Obama muss klar erklären können

Im Kern der Entscheidung stand dabei ein "Dilemma", wie es der Experte Steve Biddle vom Council of Foreign Relations in Washington ausdrückt. Eine Eskalation des Einsatzes garantiere noch keinen Sieg, ein Ende des Einsatzes aber garantiere eine Niederlage mit unabsehbaren Folgen. "Nach unserem Fiasko in Vietnam hat die US-Armee lange Zeit gebraucht, um sich zu erholen", erinnert Biddle.

Den Ausweg aus dem Dilemma wird Obama in Worte fassen müssen. Experte Cordesman hat eine ganze Liste mit Aufgaben erstellt, welche die Rede erfüllen müsste. Obama muss demnach ein klares Ziel benennen und darlegen, dass die USA dieses Ziel auch erreichen können. Er muss klar machen, dass der Einsatz viele Jahre erfordert. Er muss Probleme und Risiken offen aussprechen und Lösungen skizzieren. Er muss einen Zeitplan für das weitere Vorgehen vorlegen und erklären, wie er den Erfolg der einzelnen Schritte überprüfen will. Und der Präsident muss klar erklären, wie ein "Sieg" aussehen könnte, der am Ende des Einsatzes stehen soll.
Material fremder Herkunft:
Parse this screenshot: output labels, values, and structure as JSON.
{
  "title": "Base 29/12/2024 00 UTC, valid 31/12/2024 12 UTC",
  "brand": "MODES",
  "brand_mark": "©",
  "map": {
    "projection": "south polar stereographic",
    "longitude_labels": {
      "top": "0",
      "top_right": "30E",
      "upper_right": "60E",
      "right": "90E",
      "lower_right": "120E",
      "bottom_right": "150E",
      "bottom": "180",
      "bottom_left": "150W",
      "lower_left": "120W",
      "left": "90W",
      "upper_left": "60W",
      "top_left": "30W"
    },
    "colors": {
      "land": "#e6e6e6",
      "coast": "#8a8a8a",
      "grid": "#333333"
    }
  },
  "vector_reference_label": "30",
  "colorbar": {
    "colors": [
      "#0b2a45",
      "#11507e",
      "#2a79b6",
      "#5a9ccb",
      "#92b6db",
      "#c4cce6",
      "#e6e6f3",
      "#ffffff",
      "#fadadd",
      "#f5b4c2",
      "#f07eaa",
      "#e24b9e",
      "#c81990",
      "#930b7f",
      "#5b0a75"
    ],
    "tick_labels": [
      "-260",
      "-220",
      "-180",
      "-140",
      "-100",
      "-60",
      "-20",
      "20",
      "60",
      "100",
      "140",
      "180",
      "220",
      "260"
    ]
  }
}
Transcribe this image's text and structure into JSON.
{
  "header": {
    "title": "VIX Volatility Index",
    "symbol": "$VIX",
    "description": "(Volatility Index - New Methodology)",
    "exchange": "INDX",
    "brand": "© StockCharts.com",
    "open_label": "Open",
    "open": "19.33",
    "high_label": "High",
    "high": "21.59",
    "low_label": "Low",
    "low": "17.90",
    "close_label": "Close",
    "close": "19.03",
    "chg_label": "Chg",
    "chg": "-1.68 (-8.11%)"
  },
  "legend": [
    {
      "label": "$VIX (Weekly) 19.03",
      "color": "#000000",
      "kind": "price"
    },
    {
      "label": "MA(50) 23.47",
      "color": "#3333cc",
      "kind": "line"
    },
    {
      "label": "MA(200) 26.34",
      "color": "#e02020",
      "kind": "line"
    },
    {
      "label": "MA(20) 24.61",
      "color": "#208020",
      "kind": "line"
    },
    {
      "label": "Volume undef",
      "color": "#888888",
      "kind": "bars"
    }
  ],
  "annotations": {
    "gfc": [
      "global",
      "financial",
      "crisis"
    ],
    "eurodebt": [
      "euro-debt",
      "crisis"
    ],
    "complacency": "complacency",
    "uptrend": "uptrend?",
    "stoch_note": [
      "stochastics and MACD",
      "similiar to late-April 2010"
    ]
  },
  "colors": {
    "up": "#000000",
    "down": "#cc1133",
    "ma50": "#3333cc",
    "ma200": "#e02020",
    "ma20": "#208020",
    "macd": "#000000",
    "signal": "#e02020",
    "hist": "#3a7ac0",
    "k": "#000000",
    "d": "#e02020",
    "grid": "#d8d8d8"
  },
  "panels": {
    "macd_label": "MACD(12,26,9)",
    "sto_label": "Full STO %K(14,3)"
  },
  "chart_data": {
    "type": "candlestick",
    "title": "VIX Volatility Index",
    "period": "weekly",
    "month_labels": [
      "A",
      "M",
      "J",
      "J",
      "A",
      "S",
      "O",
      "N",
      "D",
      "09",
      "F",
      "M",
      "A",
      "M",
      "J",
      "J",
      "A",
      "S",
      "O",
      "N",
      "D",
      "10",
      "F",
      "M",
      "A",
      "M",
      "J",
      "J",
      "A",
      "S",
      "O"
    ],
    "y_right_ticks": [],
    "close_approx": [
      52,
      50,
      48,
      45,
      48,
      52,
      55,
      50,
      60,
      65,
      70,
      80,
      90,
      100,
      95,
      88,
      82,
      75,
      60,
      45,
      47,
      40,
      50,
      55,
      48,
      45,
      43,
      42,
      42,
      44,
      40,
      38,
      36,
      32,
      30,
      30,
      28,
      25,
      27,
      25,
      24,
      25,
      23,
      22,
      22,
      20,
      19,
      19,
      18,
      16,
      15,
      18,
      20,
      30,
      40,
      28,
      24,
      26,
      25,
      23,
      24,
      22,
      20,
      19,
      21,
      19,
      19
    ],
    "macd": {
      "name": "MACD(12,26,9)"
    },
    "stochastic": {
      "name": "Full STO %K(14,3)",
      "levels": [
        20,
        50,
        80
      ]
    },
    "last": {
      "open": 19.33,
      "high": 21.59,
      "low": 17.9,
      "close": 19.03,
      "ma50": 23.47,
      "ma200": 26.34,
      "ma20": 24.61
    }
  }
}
Eigene Basis gegen Aufstockung

"All dies muss er auf eine Weise tun, die die Welt überzeugt", resümiert Cordesman. Auch für einen rhetorisch versierten Redner wie Obama ist das eine monumentale Aufgabe - zumal er mit seiner Ansprache nicht nur die internationalen Alliierten wie etwa Deutschland davon überzeugen muss mitzuziehen. Obama muss auch seine eigene zunehmend skeptische Basis in den USA beruhigen: Viele Demokraten im Kongress lehnen eine weitere Truppenaufstockung in Afghanistan ab. Sie drohen, dem Präsidenten die Gefolgschaft zu verweigern.